Faced with the impossibility of equalizing salaries, SMEs are at the mercy of these professionals. “Twenty years ago, we were the ones who set the conditions. Now, the opposite happens. They are the ones who set schedules and conditions. Teleworking is taken for granted”, indicates Font. In fact, 15% of the offers in the digital sector that are published in Barcelona are already 100% remote, according to data from Talent Up.

Beyond salary conditions and work organization, small and large companies also highlight the importance of the project when it comes to attracting professionals. “If they are not convinced by the activity you develop, it will be difficult for them to choose you or stay for a long time. They have to feel aligned with the values”, says Gerard Esparducer, manager in Spain of Erni, a Swiss software firm, which advocates promoting the visa of non-EU technology professionals to fill the shortage of talent in the country.

The desperation of companies to retain them is shown in a long list of benefits that they have begun to offer. "We organize events, training, we give free food...", says Esparducer. There are even companies that offer unlimited vacations (see bottom piece).

At The Knot Worldwide, a company specialized in organizing weddings, they have also launched a language training program and even a mental health care service. "For these workers, professional and personal life have merged," says Anna Bisart, Vice President of People at the company, which has an international hub in Barcelona.

But the efforts of the companies are of little use.
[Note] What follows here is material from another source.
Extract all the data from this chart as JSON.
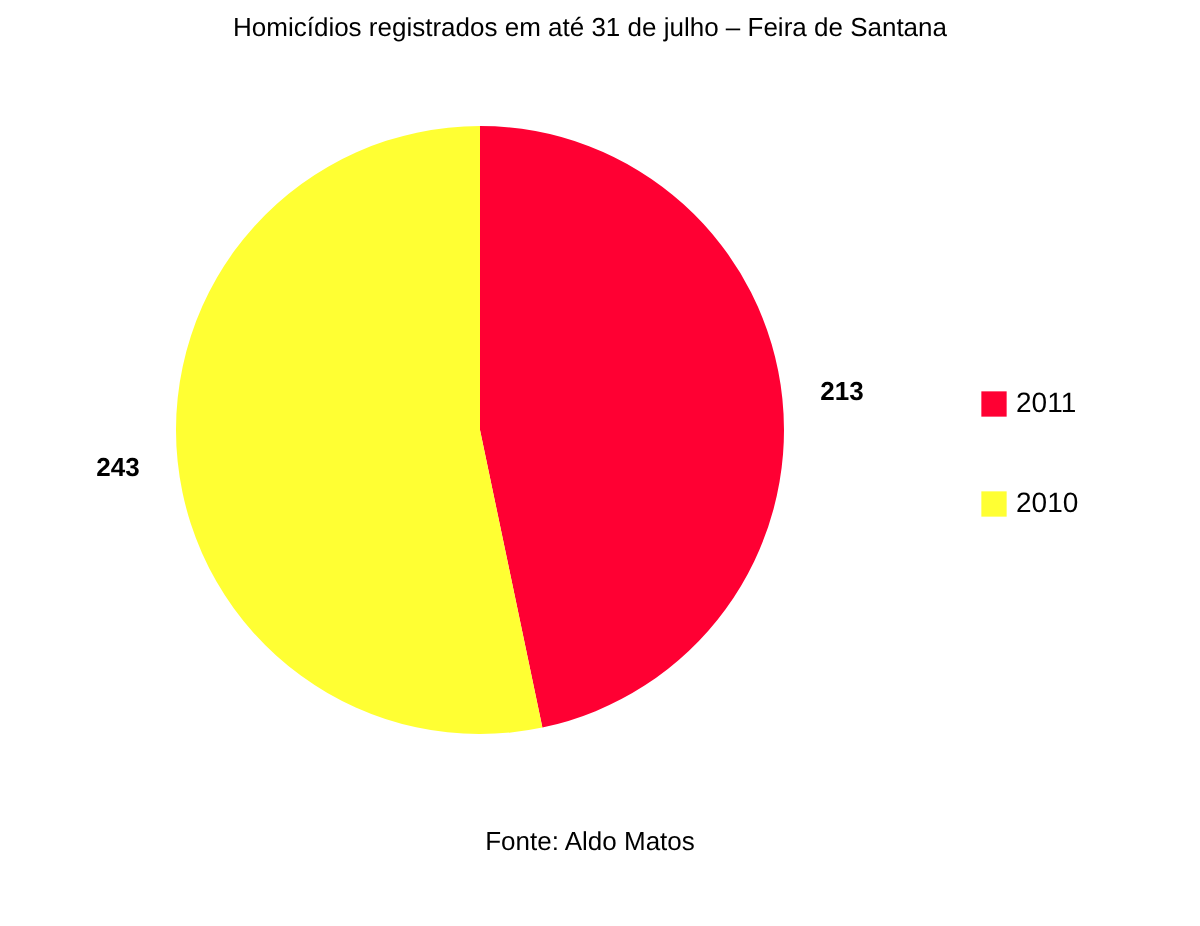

The usual thing is that once inside, these workers stay less than two years, about 19 months on average, according to data from Talent Up. "It is increasingly common for them to enter a company to develop a specific project and when they finish it, they leave,” says Font.

The high turnover, points out the directive, gives them a "broad, versatile and competitive vision" but, at the same time, it means a waste of resources for companies. "You make a lot of efforts in training, especially the most junior talent, but they are in vain because the same professionals leave after a short time," laments Camprubí.
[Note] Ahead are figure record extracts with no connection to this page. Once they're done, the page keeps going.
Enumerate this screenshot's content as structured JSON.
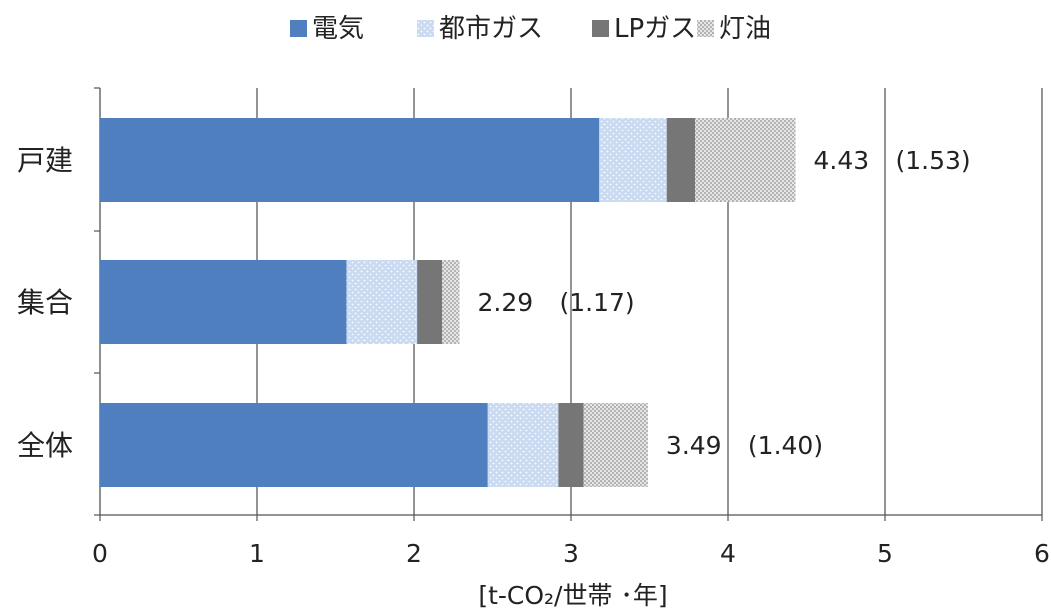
{
  "chart_data": {
    "type": "bar",
    "orientation": "horizontal",
    "stacked": true,
    "categories": [
      "戸建",
      "集合",
      "全体"
    ],
    "series": [
      {
        "name": "電気",
        "values": [
          3.18,
          1.57,
          2.47
        ],
        "color": "#4f7fbf",
        "pattern": "solid"
      },
      {
        "name": "都市ガス",
        "values": [
          0.43,
          0.45,
          0.45
        ],
        "color": "#c9daf1",
        "pattern": "dots"
      },
      {
        "name": "LPガス",
        "values": [
          0.18,
          0.16,
          0.16
        ],
        "color": "#767676",
        "pattern": "solid"
      },
      {
        "name": "灯油",
        "values": [
          0.64,
          0.11,
          0.41
        ],
        "color": "#d4d4d4",
        "pattern": "checker"
      }
    ],
    "totals": [
      "4.43",
      "2.29",
      "3.49"
    ],
    "parenthetical": [
      "(1.53)",
      "(1.17)",
      "(1.40)"
    ],
    "xlim": [
      0,
      6
    ],
    "xticks": [
      "0",
      "1",
      "2",
      "3",
      "4",
      "5",
      "6"
    ],
    "xlabel": "[t-CO₂/世帯 ･年]",
    "legend_position": "top",
    "grid": "vertical"
  }
}
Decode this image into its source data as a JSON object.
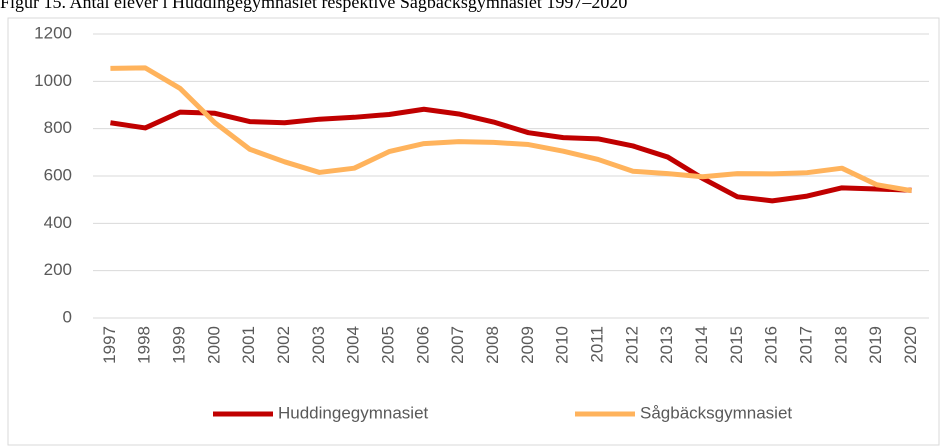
{
  "chart_data": {
    "type": "line",
    "title": "Figur 15. Antal elever i Huddingegymnasiet respektive Sågbäcksgymnasiet 1997–2020",
    "categories": [
      "1997",
      "1998",
      "1999",
      "2000",
      "2001",
      "2002",
      "2003",
      "2004",
      "2005",
      "2006",
      "2007",
      "2008",
      "2009",
      "2010",
      "2011",
      "2012",
      "2013",
      "2014",
      "2015",
      "2016",
      "2017",
      "2018",
      "2019",
      "2020"
    ],
    "series": [
      {
        "name": "Huddingegymnasiet",
        "color": "#c00000",
        "values": [
          825,
          803,
          870,
          865,
          830,
          825,
          840,
          848,
          860,
          882,
          862,
          828,
          783,
          762,
          757,
          727,
          680,
          590,
          512,
          495,
          515,
          550,
          545,
          540
        ]
      },
      {
        "name": "Sågbäcksgymnasiet",
        "color": "#ffb35c",
        "values": [
          1055,
          1057,
          970,
          825,
          713,
          660,
          615,
          633,
          703,
          737,
          745,
          742,
          733,
          705,
          670,
          620,
          610,
          597,
          610,
          609,
          614,
          633,
          563,
          538
        ]
      }
    ],
    "ylim": [
      0,
      1200
    ],
    "yticks": [
      0,
      200,
      400,
      600,
      800,
      1000,
      1200
    ],
    "grid": true,
    "legend": "bottom"
  }
}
With this scenario, the battle for digital talent, whether junior or senior, has become one of the biggest concerns, if not the biggest, of all kinds of companies, both small and large, from technology sectors and also traditional ones. Nothing else is talked about in the business forums.
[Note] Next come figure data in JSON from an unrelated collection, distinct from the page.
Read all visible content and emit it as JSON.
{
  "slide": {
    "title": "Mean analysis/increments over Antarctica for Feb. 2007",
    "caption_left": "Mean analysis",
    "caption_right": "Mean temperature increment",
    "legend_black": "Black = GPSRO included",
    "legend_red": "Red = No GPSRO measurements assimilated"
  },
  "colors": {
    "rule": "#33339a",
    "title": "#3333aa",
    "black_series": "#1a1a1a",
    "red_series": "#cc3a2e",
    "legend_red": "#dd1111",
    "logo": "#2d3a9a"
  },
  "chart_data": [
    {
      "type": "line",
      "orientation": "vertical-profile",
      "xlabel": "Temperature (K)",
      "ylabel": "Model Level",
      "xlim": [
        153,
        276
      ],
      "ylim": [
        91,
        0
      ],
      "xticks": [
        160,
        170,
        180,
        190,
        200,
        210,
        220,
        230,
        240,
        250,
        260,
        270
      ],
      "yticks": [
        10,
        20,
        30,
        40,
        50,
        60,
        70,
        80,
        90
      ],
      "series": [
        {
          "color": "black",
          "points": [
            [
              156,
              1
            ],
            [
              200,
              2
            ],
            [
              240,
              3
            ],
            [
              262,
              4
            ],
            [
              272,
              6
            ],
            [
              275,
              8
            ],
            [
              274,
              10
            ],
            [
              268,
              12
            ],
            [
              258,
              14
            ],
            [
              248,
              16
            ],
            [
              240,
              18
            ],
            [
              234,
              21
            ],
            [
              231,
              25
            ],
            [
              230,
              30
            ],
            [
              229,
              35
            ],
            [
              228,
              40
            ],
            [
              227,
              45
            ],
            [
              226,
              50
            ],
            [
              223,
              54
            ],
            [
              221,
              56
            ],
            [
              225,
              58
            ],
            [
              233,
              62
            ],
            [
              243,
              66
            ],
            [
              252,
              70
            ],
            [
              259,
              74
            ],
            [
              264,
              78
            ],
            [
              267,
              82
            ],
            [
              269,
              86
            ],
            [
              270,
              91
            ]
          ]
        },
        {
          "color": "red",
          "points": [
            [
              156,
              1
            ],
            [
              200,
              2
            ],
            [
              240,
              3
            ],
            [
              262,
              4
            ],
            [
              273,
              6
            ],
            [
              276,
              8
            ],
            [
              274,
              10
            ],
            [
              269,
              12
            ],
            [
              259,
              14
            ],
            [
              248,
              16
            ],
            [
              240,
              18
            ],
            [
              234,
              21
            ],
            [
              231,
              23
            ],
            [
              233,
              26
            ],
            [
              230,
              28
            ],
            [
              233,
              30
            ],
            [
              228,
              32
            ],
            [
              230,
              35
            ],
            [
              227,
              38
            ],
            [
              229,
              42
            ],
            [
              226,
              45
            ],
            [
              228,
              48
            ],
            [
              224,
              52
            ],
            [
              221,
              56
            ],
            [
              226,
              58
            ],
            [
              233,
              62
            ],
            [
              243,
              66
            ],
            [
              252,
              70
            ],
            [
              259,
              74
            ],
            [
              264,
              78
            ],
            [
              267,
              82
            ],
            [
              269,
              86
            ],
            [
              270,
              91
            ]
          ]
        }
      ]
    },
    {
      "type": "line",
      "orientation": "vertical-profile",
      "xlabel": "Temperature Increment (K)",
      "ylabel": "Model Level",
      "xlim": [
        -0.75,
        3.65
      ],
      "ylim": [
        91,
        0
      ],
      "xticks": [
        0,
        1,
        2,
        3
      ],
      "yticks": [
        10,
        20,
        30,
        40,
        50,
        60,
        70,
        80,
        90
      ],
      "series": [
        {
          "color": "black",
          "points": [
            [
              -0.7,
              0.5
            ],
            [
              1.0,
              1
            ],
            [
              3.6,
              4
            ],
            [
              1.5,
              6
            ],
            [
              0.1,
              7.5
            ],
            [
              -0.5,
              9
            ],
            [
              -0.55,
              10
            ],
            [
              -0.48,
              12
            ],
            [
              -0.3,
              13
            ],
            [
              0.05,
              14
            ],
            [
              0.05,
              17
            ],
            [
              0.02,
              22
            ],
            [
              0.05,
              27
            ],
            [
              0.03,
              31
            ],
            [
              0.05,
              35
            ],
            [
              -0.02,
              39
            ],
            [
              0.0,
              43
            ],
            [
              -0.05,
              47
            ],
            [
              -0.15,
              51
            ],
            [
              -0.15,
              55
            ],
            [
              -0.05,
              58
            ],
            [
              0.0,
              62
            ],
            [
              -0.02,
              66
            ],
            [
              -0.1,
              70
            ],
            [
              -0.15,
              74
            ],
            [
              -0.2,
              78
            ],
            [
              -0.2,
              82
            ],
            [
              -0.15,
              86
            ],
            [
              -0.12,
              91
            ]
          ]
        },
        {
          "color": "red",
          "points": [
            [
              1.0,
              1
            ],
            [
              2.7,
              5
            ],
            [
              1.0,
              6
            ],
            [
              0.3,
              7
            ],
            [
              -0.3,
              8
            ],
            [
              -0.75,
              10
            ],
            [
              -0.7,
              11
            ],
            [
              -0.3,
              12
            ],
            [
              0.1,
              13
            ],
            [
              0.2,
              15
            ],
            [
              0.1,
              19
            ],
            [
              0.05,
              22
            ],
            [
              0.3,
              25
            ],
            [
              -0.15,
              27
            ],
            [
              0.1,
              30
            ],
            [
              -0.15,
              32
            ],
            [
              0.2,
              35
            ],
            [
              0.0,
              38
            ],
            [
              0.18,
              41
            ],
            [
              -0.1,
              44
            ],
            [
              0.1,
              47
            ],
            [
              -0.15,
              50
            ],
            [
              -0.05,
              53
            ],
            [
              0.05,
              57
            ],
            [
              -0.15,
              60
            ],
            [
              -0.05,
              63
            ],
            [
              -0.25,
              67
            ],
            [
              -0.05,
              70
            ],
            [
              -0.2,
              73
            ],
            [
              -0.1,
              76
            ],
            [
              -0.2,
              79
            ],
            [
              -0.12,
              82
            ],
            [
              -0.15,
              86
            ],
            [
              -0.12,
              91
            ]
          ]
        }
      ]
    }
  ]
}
In Barcelona, ​​all kinds of programs and initiatives have emerged to combat the phenomenon. For example, this week, the MWCapital foundation, the Barcelona City Council and Acció (Generalitat) have brought together 300 foreign students with different multinationals that have hubs in the city. The Tech Barcelona association also organizes afterworks to connect young talent with companies. Likewise, the City Council has created training schools, such as Bcn Inclusive Coding, to train people at risk of exclusion.

The reskilling (retraining) of professionals is seen as one of the great solutions to the shortage of talent. Also the need to convince young people, especially women, to pursue STEM careers. generating technological talent is a giant opportunity to fight against unemployment.